Majalah ini mampu bertahan terbit selama lebih dari dua tahun, meski isi pemberitaannya seringkali menentang federalisme dan pembentukan Negara Kalimantan. Baru kemudian di bulan Desember 1948 Zafry Zamzam ditangkap tentara Belanda, sebagai bagian dari Agresi Militer Belanda II tanggal 19 Desember 1948. Penangkapan terhadap Zafry Zamzam berakibat Majalah Republik berakhir, karena tidak adanya lagi tenaga penggerak lainnya yang berani menanggung risiko.
Selepas keluar dari penjara, maka pada tahun 1949-1950 Zafry Zamzam bersama-sama Yusni Antemas bergabung/memimpin dewan redaksi Kalimantan Berdjuang di Banjarmasin.
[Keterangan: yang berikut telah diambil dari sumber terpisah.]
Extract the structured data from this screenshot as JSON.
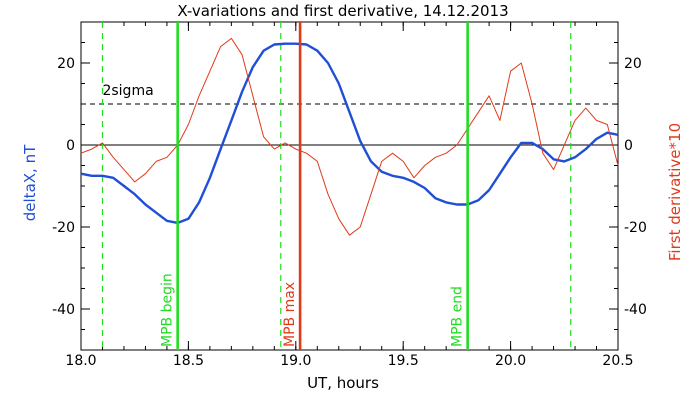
{
  "chart_data": {
    "type": "line",
    "title": "X-variations and first derivative, 14.12.2013",
    "xlabel": "UT, hours",
    "ylabel_left": "deltaX, nT",
    "ylabel_right": "First derivative*10",
    "xlim": [
      18.0,
      20.5
    ],
    "ylim": [
      -50,
      30
    ],
    "x_ticks": [
      "18.0",
      "18.5",
      "19.0",
      "19.5",
      "20.0",
      "20.5"
    ],
    "x_tick_values": [
      18.0,
      18.5,
      19.0,
      19.5,
      20.0,
      20.5
    ],
    "y_ticks": [
      "20",
      "0",
      "-20",
      "-40"
    ],
    "y_tick_values": [
      20,
      0,
      -20,
      -40
    ],
    "grid": false,
    "colors": {
      "deltaX": "#1f4fd6",
      "derivative": "#e03a1a",
      "mpb_border": "#22dd22",
      "mpb_max": "#e03a1a",
      "threshold": "#000000"
    },
    "series": [
      {
        "name": "deltaX",
        "axis": "left",
        "x": [
          18.0,
          18.05,
          18.1,
          18.15,
          18.2,
          18.25,
          18.3,
          18.35,
          18.4,
          18.45,
          18.5,
          18.55,
          18.6,
          18.65,
          18.7,
          18.75,
          18.8,
          18.85,
          18.9,
          18.95,
          19.0,
          19.05,
          19.1,
          19.15,
          19.2,
          19.25,
          19.3,
          19.35,
          19.4,
          19.45,
          19.5,
          19.55,
          19.6,
          19.65,
          19.7,
          19.75,
          19.8,
          19.85,
          19.9,
          19.95,
          20.0,
          20.05,
          20.1,
          20.15,
          20.2,
          20.25,
          20.3,
          20.35,
          20.4,
          20.45,
          20.5
        ],
        "values": [
          -7,
          -7.5,
          -7.5,
          -8,
          -10,
          -12,
          -14.5,
          -16.5,
          -18.5,
          -19,
          -18,
          -14,
          -8,
          -1,
          6,
          13,
          19,
          23,
          24.5,
          24.7,
          24.7,
          24.5,
          23,
          20,
          15,
          8,
          1,
          -4,
          -6.5,
          -7.5,
          -8,
          -9,
          -10.5,
          -13,
          -14,
          -14.5,
          -14.5,
          -13.5,
          -11,
          -7,
          -3,
          0.5,
          0.5,
          -1,
          -3.5,
          -4,
          -3,
          -1,
          1.5,
          3,
          2.5
        ]
      },
      {
        "name": "First derivative*10",
        "axis": "right",
        "x": [
          18.0,
          18.05,
          18.1,
          18.15,
          18.2,
          18.25,
          18.3,
          18.35,
          18.4,
          18.45,
          18.5,
          18.55,
          18.6,
          18.65,
          18.7,
          18.75,
          18.8,
          18.85,
          18.9,
          18.95,
          19.0,
          19.05,
          19.1,
          19.15,
          19.2,
          19.25,
          19.3,
          19.35,
          19.4,
          19.45,
          19.5,
          19.55,
          19.6,
          19.65,
          19.7,
          19.75,
          19.8,
          19.85,
          19.9,
          19.95,
          20.0,
          20.05,
          20.1,
          20.15,
          20.2,
          20.25,
          20.3,
          20.35,
          20.4,
          20.45,
          20.5
        ],
        "values": [
          -2,
          -1,
          0.5,
          -3,
          -6,
          -9,
          -7,
          -4,
          -3,
          0,
          5,
          12,
          18,
          24,
          26,
          22,
          12,
          2,
          -1,
          0.5,
          -1,
          -2,
          -4,
          -12,
          -18,
          -22,
          -20,
          -12,
          -4,
          -2,
          -4,
          -8,
          -5,
          -3,
          -2,
          0,
          4,
          8,
          12,
          6,
          18,
          20,
          10,
          -2,
          -6,
          0,
          6,
          9,
          6,
          5,
          -5
        ]
      }
    ],
    "threshold": {
      "label": "2sigma",
      "value": 10
    },
    "zero_line": 0,
    "markers": [
      {
        "label": "MPB begin",
        "x": 18.45,
        "color": "#22dd22",
        "style": "solid"
      },
      {
        "label": "MPB max",
        "x": 19.02,
        "color": "#e03a1a",
        "style": "solid"
      },
      {
        "label": "MPB end",
        "x": 19.8,
        "color": "#22dd22",
        "style": "solid"
      }
    ],
    "dashed_markers": [
      {
        "x": 18.1,
        "color": "#22dd22"
      },
      {
        "x": 18.93,
        "color": "#22dd22"
      },
      {
        "x": 20.28,
        "color": "#22dd22"
      }
    ]
  }
}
Pada penerbitan Kalimantan Berdjuang edisi Djumat, 11 Nopember 1949 tertulis bahwa Ketua Umum: Haspan Hadna, Ketua Redaksi: Zafry Zamzam, Tata Usaha: A. Djabar. Alamat redaksi: Kertak Baru 133 Banjarmasin Telepon No. 131. Zafry Zamzam menduduki jabatan Pemimpin Redaksi yang ditinggalkan Adonis Samat, karena yang bersangkutan bergabung dalam barisan perjuangan bersenjata.
Setelah pengakuan kedaulatan, Zafry Zamzam aktif dalam dunia pendidikan. Mengutip sumber Wikipedia, Zafry Zamzam adalah Rektor pertama IAIN Antasari di Banjarmasin, Kalimantan Selatan. Sebelum menjadi Rektor IAIN Antasari, beliau memimpin Fakultas Publisistik UNISAN (Universitas Islam Antasari).
Dibawah kepemimpinan beliau pula maka IAIN Antasari mendirikan Fakultas Tarbiyah. Selain menulis banyak artikel di surat kabar masa perjuangan, Zafry Zamzam sempat menulis dan menerbitkan 3 buah buku, yaitu: (1) Da’wah dinijah dan da’wah pantjasila; (permasalahan da’wah dan ilmu da’wah dalam rangka pembinaan bangsa Indonesia), 1963; (2) Kedudukan hukum sjariat dalam pembinaan karakter dan bangsa Indonesia, 1964; (3) Syekh Muhammad Arsyad Al-Banjary sebagai ulama juru da’wah : dalam sejarah penyiaran Islam di Kalimantan abad 13 H/18 M dan pengaruhnya di Asia Tenggara, 1974.